Começando pelas diferenças entre o PUC e a realidade que veio efetivamente a ser construída,
sabia-se previamente que o PUC deu importância à convivência entre a sua população,
privilegiando os percursos pedonais e possuindo um complexo sistema viário com o objetivo de
facilitar a ligação entre as zonas de Chelas e as periferias. A partir destas ideias, a impressão
com que se ficou no território foi que apenas o sistema viário teve sucesso, visto que a travessia
foi realizada eficientemente de automóvel.

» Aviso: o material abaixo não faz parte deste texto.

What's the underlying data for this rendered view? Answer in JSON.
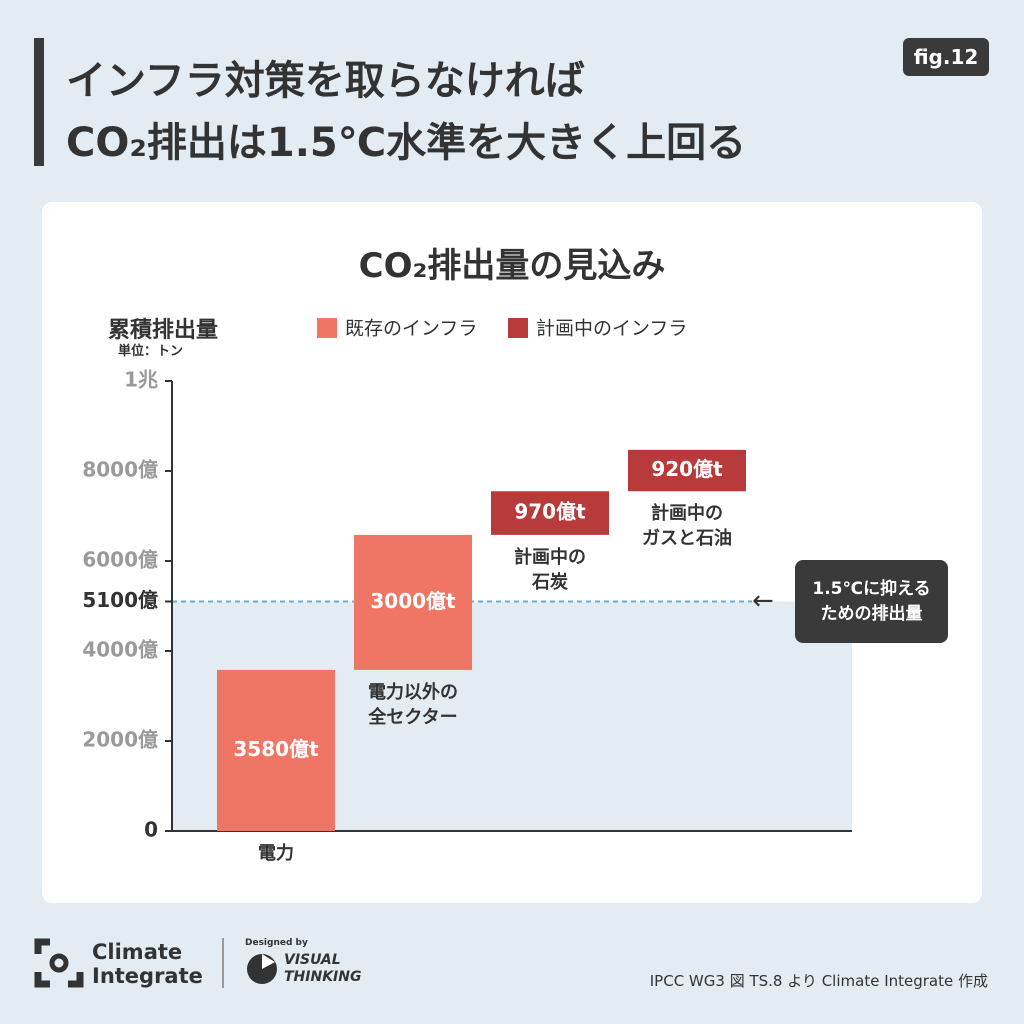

A segregação dos espaços e da população residente
devido à sua etnia e condições financeiras terá originado um preconceito em relação ao bairro.
Apesar de se ter consciência desse preconceito, a realidade é que a reputação da zona é pior
do que o que foi encontrado, pois em nenhum momento o aluno se sentiu inseguro.
Os maiores problemas encontrados relacionam-se com o desenho urbano, mas também com a
arquitetura. Nota-se uma relação entre o estado de conservação do edificado e a “fama” dos
bairros. Enquanto que nos bairros que se apresentam como mais calmos os edifícios se
encontram melhor conservados, nos bairros com pior reputação, como o Bairro do Condado, a
aparência da sua arquitetura e dos seus espaços revela-se inferiormente qualificada. Esta
condição dos edifícios e respetivos espaços poderá refletir-se na população, já que o sentimento
de abandono poderá gerar conflitos por parte destas comunidades a médio prazo, factos que já
se verificaram no passado nestas mesmas zonas e criou todo este preconceito de que sofrem
atualmente. Já o desenho urbano atual é pouco coerente na maior parte do território, já que
isola os bairros pela falta de relações entre o edificado e cria muitas fragmentações visíveis,
com vazios urbanos que isolam as populações e criam “aldeias” densamente habitadas no
interior de Lisboa, sem ligações facilitadas com exceção ao automóvel. Desde as avenidas de
dimensões exageradas aos blocos com número de pisos excessivos, a escala das construções é
desproporcional ao que seria ideal, o que provoca um desconforto para quem realiza percursos
a pé.
Para concluir, a ideia com que se fica desta visita é que esta zona deveria ser muito mais
cuidada e apoiada do que está a ser. Chelas sofre do preconceito criado de ser um bairro social
problemático e perigoso, que teve origem no sentimento de abandono que parte da população
sentiu há poucas décadas e que originou um gueto, tendo repercussões até aos dias de hoje.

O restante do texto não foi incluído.